AI scams surge: how consumers and businesses can stay safe (www.techradar.com)

A new wave of AI-powered scams is rapidly escalating in sophistication and reach: generative models are being used to create convincing fake customer-service numbers, websites, emails, chatbots, deepfake videos and voice clones that impersonate executives, support agents or loved ones. The World Economic Forum now ranks AI-generated misinformation as the top global risk for the next two years. Attack types include ClickFix attacks—where users are tricked into pasting malicious code into a browser or terminal (surging 517% between late 2024 and mid-2025 and now ~8% of blocked incidents per CyberPress.org)—malicious QR codes (1.7M unique detections last year), and classic phishing (an estimated 3.4 billion emails daily).

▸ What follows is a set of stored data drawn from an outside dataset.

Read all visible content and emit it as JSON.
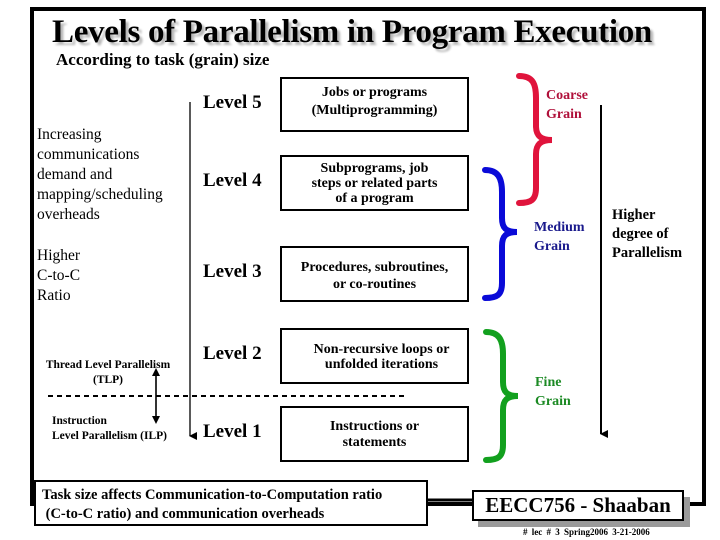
{
  "title": "Levels of Parallelism in Program Execution",
  "subtitle": "According to task (grain) size",
  "levels": [
    {
      "label": "Level 5",
      "box_lines": [
        "Jobs or programs",
        "(Multiprogramming)"
      ]
    },
    {
      "label": "Level 4",
      "box_lines": [
        "Subprograms, job",
        "steps or related parts",
        "of a program"
      ]
    },
    {
      "label": "Level 3",
      "box_lines": [
        "Procedures, subroutines,",
        "or co-routines"
      ]
    },
    {
      "label": "Level 2",
      "box_lines": [
        "Non-recursive loops or",
        "unfolded iterations"
      ]
    },
    {
      "label": "Level 1",
      "box_lines": [
        "Instructions or",
        "statements"
      ]
    }
  ],
  "left_notes": {
    "overheads": [
      "Increasing",
      "communications",
      "demand and",
      "mapping/scheduling",
      "overheads"
    ],
    "ctoc": [
      "Higher",
      "C-to-C",
      "Ratio"
    ],
    "tlp": [
      "Thread Level Parallelism",
      "(TLP)"
    ],
    "ilp": [
      "Instruction",
      "Level Parallelism (ILP)"
    ]
  },
  "grains": [
    {
      "name": "coarse",
      "lines": [
        "Coarse",
        "Grain"
      ],
      "color": "#e0143c"
    },
    {
      "name": "medium",
      "lines": [
        "Medium",
        "Grain"
      ],
      "color": "#0a0ad8"
    },
    {
      "name": "fine",
      "lines": [
        "Fine",
        "Grain"
      ],
      "color": "#12a01e"
    }
  ],
  "higher_degree": [
    "Higher",
    "degree of",
    "Parallelism"
  ],
  "note": [
    "Task size affects Communication-to-Computation ratio",
    " (C-to-C ratio) and communication overheads"
  ],
  "footer": {
    "course": "EECC756 - Shaaban",
    "meta": "#  lec # 3   Spring2006   3-21-2006"
  },
  "colors": {
    "coarse": "#e0143c",
    "medium": "#0a0ad8",
    "fine": "#12a01e",
    "medium_text": "#1a1a8c",
    "coarse_text": "#b0103a",
    "fine_text": "#1c8a24"
  }
}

Microsoft and other threat teams report thousands of daily attacks, and U.S. losses reached $16.6B in 2024. For the AI/ML community, this matters because the same generative and voice-synthesis tech powering innovation is lowering the barrier for highly personalized, automated social engineering at scale. Technically, attackers combine model-driven content generation with search/ad manipulation and simple user-action exploits (e.g., paste-to-execute) to bypass conventional defenses. Consequences go beyond financial loss to brand reputation, regulatory exposure and employee morale. Defenders should prioritize anomaly detection, model-aware threat hunting, user education (never paste unsolicited code, verify contacts independently), MFA, least-privilege access, and rapid incident response—while researchers accelerate tools to detect synthetic media and signal abuse patterns in real time.